I tried to keep up, but our conversations grew shorter, our plans more infrequent.
The Abigail I’d known was fading, and I didn’t know how to reach her.
Lockdown was a cruel irony.
It masked the distance we’d already created, but I could still feel it.
While I spent my evenings binge-watching reality TV and planning my next night out, Abigail was attending Bible study groups and volunteering at a local soup kitchen.
When the world finally opened again, I returned to the bars and clubs, while she was back at church, her face now permanently glowing with the kind of peace I’d never understood.
Then came the bombshell: a text from Abigail saying she’d met a Christian boy at a summer festival, and that they were waiting until marriage to consummate their relationship.
I remember staring at my phone, the words blurring into a jumble of confusion and disbelief.
How could someone I’d known for years make such a radical decision?
And yet, I didn’t protest.
Her new life seemed to bring her joy, even if I couldn’t relate.
But joy didn’t stop her from missing my birthday two years in a row.
I’d texted her, expecting the same inside jokes, the same shared laughter.
Instead, there were no replies.
When she finally responded, it was to tell me that her boyfriend had thrown a surprise party for her, inviting “all of her favorite people.” I wasn’t among them.
The sting of being excluded was sharp, but I told myself it wasn’t personal.
Maybe she just didn’t want to hurt me.
Then came the engagement announcement, and the invitation to her wedding.
I was shocked, but I went.
I remember sitting in the church, clutching a glass of champagne, and crying when I caught my reflection in the window.
Abigail, standing beside her groom, didn’t even blink.
She was radiant, unshaken.
I was a stranger in a world I no longer understood.
Last year, I made a desperate attempt to bridge the gap.
I went to church with Abigail, hoping that if I could just grasp the same faith that had transformed her, I might reclaim the friendship we’d once had.
I tried to sway with the music, to sing the hymns, to feel the same connection she did.
But I was an outsider, faking it in a way that felt fraudulent.
When the service ended, we said little.
Our eyes met briefly, and I saw the distance between us—clear, unbridgeable.
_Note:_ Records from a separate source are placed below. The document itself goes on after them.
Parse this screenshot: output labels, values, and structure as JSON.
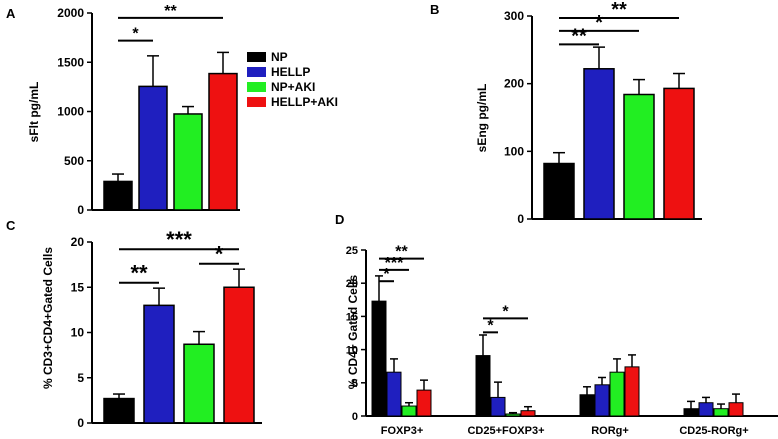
{
  "colors": {
    "NP": "#000000",
    "HELLP": "#1f1fbf",
    "NP+AKI": "#22ee22",
    "HELLP+AKI": "#ee1111"
  },
  "chart_data": [
    {
      "panel": "A",
      "type": "bar",
      "ylabel": "sFlt pg/mL",
      "ylim": [
        0,
        2000
      ],
      "yticks": [
        0,
        500,
        1000,
        1500,
        2000
      ],
      "categories": [
        "NP",
        "HELLP",
        "NP+AKI",
        "HELLP+AKI"
      ],
      "values": [
        290,
        1255,
        975,
        1385
      ],
      "errors": [
        75,
        310,
        75,
        215
      ],
      "legend": [
        "NP",
        "HELLP",
        "NP+AKI",
        "HELLP+AKI"
      ],
      "significance": [
        {
          "from": 0,
          "to": 1,
          "label": "*",
          "y": 1720
        },
        {
          "from": 0,
          "to": 3,
          "label": "**",
          "y": 1950
        }
      ]
    },
    {
      "panel": "B",
      "type": "bar",
      "ylabel": "sEng pg/mL",
      "ylim": [
        0,
        300
      ],
      "yticks": [
        0,
        100,
        200,
        300
      ],
      "categories": [
        "NP",
        "HELLP",
        "NP+AKI",
        "HELLP+AKI"
      ],
      "values": [
        82,
        222,
        184,
        193
      ],
      "errors": [
        16,
        32,
        22,
        22
      ],
      "significance": [
        {
          "from": 0,
          "to": 1,
          "label": "**",
          "y": 258
        },
        {
          "from": 0,
          "to": 2,
          "label": "*",
          "y": 278
        },
        {
          "from": 0,
          "to": 3,
          "label": "**",
          "y": 297
        }
      ]
    },
    {
      "panel": "C",
      "type": "bar",
      "ylabel": "% CD3+CD4+Gated Cells",
      "ylim": [
        0,
        20
      ],
      "yticks": [
        0,
        5,
        10,
        15,
        20
      ],
      "categories": [
        "NP",
        "HELLP",
        "NP+AKI",
        "HELLP+AKI"
      ],
      "values": [
        2.7,
        13.0,
        8.7,
        15.0
      ],
      "errors": [
        0.5,
        1.9,
        1.4,
        2.0
      ],
      "significance": [
        {
          "from": 0,
          "to": 1,
          "label": "**",
          "y": 15.5
        },
        {
          "from": 2,
          "to": 3,
          "label": "*",
          "y": 17.6
        },
        {
          "from": 0,
          "to": 3,
          "label": "***",
          "y": 19.2
        }
      ]
    },
    {
      "panel": "D",
      "type": "bar",
      "ylabel": "% CD4+ Gated Cells",
      "ylim": [
        0,
        25
      ],
      "yticks": [
        0,
        5,
        10,
        15,
        20,
        25
      ],
      "categories": [
        "FOXP3+",
        "CD25+FOXP3+",
        "RORg+",
        "CD25-RORg+"
      ],
      "series": [
        {
          "name": "NP",
          "values": [
            17.3,
            9.1,
            3.2,
            1.1
          ],
          "errors": [
            3.8,
            3.1,
            1.2,
            1.1
          ]
        },
        {
          "name": "HELLP",
          "values": [
            6.6,
            2.8,
            4.7,
            2.0
          ],
          "errors": [
            2.0,
            2.3,
            1.1,
            0.8
          ]
        },
        {
          "name": "NP+AKI",
          "values": [
            1.5,
            0.3,
            6.6,
            1.1
          ],
          "errors": [
            0.5,
            0.2,
            2.0,
            0.7
          ]
        },
        {
          "name": "HELLP+AKI",
          "values": [
            3.9,
            0.8,
            7.4,
            2.0
          ],
          "errors": [
            1.5,
            0.6,
            1.8,
            1.3
          ]
        }
      ],
      "significance": [
        {
          "group": 0,
          "from": 0,
          "to": 1,
          "label": "*",
          "y": 20.3
        },
        {
          "group": 0,
          "from": 0,
          "to": 2,
          "label": "***",
          "y": 22.0
        },
        {
          "group": 0,
          "from": 0,
          "to": 3,
          "label": "**",
          "y": 23.7
        },
        {
          "group": 1,
          "from": 0,
          "to": 1,
          "label": "*",
          "y": 12.6
        },
        {
          "group": 1,
          "from": 0,
          "to": 3,
          "label": "*",
          "y": 14.7
        }
      ]
    }
  ]
}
We haven’t spoken since, except for one message in February, a photo of us in school uniforms, her face twisted in a silly grin, me laughing so hard I thought I’d cry.
Maybe that was the last time I saw her, the last time I felt close to the girl I once knew.
“Jesus will always want to know you,” she wrote in that final message. “And you can get to know him whenever you like.” I didn’t reply.
I still don’t know if I ever will.
Abigail’s journey has been one of faith, and mine has been one of loss.
But in the end, maybe that’s all we ever were: two friends, drifting in opposite directions, never quite finding the same shore.